Cori Large Memory software¶
Many software packages available from Cori and other external compute nodes (e.g., Cori GPUs) work on the large memory nodes (aka cmem
nodes), too, since they are built with x86 and x64 instruction sets. However, some packages, meant to be used with CUDA on GPUs or to be for a different interconnect fabric, don't work. In that case, we have built separate cmem-specific versions, and differentiate the module names from those for the existing ones, by appending -cmem
to the regular names.
If you see module file names for a package, some with the trailing -cmem
and others without, you should use one that ends with -cmem
. For example, we show below all the llvm
versions available, but only the one for llvm-cmem/10.0.1
works on the large memory nodes.
To use modules for the large memory nodes, you can module load cmem
.
cmem$ module avail llvm
--------- /global/common/software/nersc/osuse15_cmem/extra_modulefiles ---------
llvm-cmem/10.0.1(default)
------------- /global/common/software/nersc/cle7/extra_modulefiles -------------
llvm/8.0.1
llvm/9.0.0-git_20190220_cuda_10.1.168(default)
llvm/9.0.1
llvm/10.0.0
llvm/10.0.0-git_20190828
llvm/11.0.0-git_20200409
llvm_openmp_debug/9.0.0-git_20190220_cuda_10.1.168(default)

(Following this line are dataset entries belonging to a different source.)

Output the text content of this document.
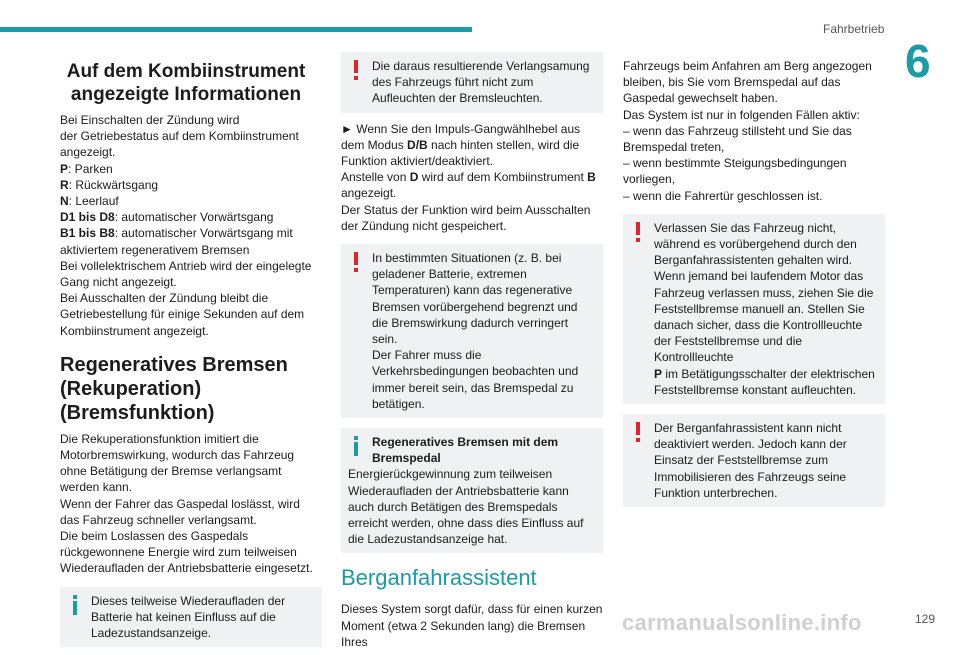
Fahrbetrieb
6
Auf dem Kombiinstrument angezeigte Informationen

Bei Einschalten der Zündung wird
der Getriebestatus auf dem Kombiinstrument
angezeigt.

P: Parken
R: Rückwärtsgang
N: Leerlauf
D1 bis D8: automatischer Vorwärtsgang
B1 bis B8: automatischer Vorwärtsgang mit aktiviertem regenerativem Bremsen

Bei vollelektrischem Antrieb wird der eingelegte Gang nicht angezeigt.
Bei Ausschalten der Zündung bleibt die Getriebestellung für einige Sekunden auf dem Kombiinstrument angezeigt.

Regeneratives Bremsen (Rekuperation) (Bremsfunktion)

Die Rekuperationsfunktion imitiert die Motorbremswirkung, wodurch das Fahrzeug ohne Betätigung der Bremse verlangsamt werden kann.
Wenn der Fahrer das Gaspedal loslässt, wird das Fahrzeug schneller verlangsamt.
Die beim Loslassen des Gaspedals rückgewonnene Energie wird zum teilweisen Wiederaufladen der Antriebsbatterie eingesetzt.

Dieses teilweise Wiederaufladen der Batterie hat keinen Einfluss auf die Ladezustandsanzeige.

Die daraus resultierende Verlangsamung des Fahrzeugs führt nicht zum Aufleuchten der Bremsleuchten.

► Wenn Sie den Impuls-Gangwählhebel aus dem Modus D/B nach hinten stellen, wird die Funktion aktiviert/deaktiviert.

Anstelle von D wird auf dem Kombiinstrument B angezeigt.

Der Status der Funktion wird beim Ausschalten der Zündung nicht gespeichert.

In bestimmten Situationen (z. B. bei geladener Batterie, extremen Temperaturen) kann das regenerative Bremsen vorübergehend begrenzt und die Bremswirkung dadurch verringert sein.
Der Fahrer muss die Verkehrsbedingungen beobachten und immer bereit sein, das Bremspedal zu betätigen.

Regeneratives Bremsen mit dem Bremspedal

Energierückgewinnung zum teilweisen Wiederaufladen der Antriebsbatterie kann auch durch Betätigen des Bremspedals erreicht werden, ohne dass dies Einfluss auf die Ladezustandsanzeige hat.

Berganfahrassistent

Dieses System sorgt dafür, dass für einen kurzen Moment (etwa 2 Sekunden lang) die Bremsen Ihres

Fahrzeugs beim Anfahren am Berg angezogen bleiben, bis Sie vom Bremspedal auf das Gaspedal gewechselt haben.
Das System ist nur in folgenden Fällen aktiv:
– wenn das Fahrzeug stillsteht und Sie das Bremspedal treten,
– wenn bestimmte Steigungsbedingungen vorliegen,
– wenn die Fahrertür geschlossen ist.

Verlassen Sie das Fahrzeug nicht, während es vorübergehend durch den Berganfahrassistenten gehalten wird.
Wenn jemand bei laufendem Motor das Fahrzeug verlassen muss, ziehen Sie die Feststellbremse manuell an. Stellen Sie danach sicher, dass die Kontrollleuchte der Feststellbremse und die Kontrollleuchte
P im Betätigungsschalter der elektrischen Feststellbremse konstant aufleuchten.

Der Berganfahrassistent kann nicht deaktiviert werden. Jedoch kann der Einsatz der Feststellbremse zum Immobilisieren des Fahrzeugs seine Funktion unterbrechen.

carmanualsonline.info	129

llvm_openmp_debug/10.0.0-git_20190828
llvm_openmp_debug/11.0.0-git_20200409
Compilers¶
There are several base compilers available.
CCE (Cray Compiler)¶
cmem$ module load PrgEnv-cray
cmem$ module rm darshan # requires incompatible cray-mpich
cmem$ export CRAY_CPU_TARGET=x86-64 # set the CPU target to x86-64
GCC¶
cmem$ module load gcc
It is suggested to add the processor specific compiler option -march=znver1
for better performance codes.
Intel¶
cmem$ module load intel
For better performance codes, you can make use of the processor specific compiler option for better performances, by adding -xHOST
, and make sure that you compile on a cmem node directly.
LLVM¶
cmem$ module load cmem
cmem$ module load llvm-cmem
PGI¶
cmem$ module load pgi
It is suggested to use the processor specific compiler option by adding -tp=zen
.
MPI¶
Open MPI¶
Open MPI is provided for the GCC, HPC SDK (formerly PGI), Intel, and CCE compilers, and is provided as the openmpi-cmem/4.0.3
and openmpi-cmem/4.0.5
modules. Users must use this particular version of the openmpi-cmem
module.
One must first load a compiler module before loading a openmpi-cmem
module, e.g.,
cmem$ module load cmem
cmem$ module load gcc
cmem$ module load openmpi-cmem
After the openmpi-cmem
module is loaded, the MPI compiler wrappers will be available as mpicc
, mpic++
, and mpif90
.
Python¶
Python use on the largemem nodes is largely the same as on Cori. You can find general information about using Python at NERSC at our Python page.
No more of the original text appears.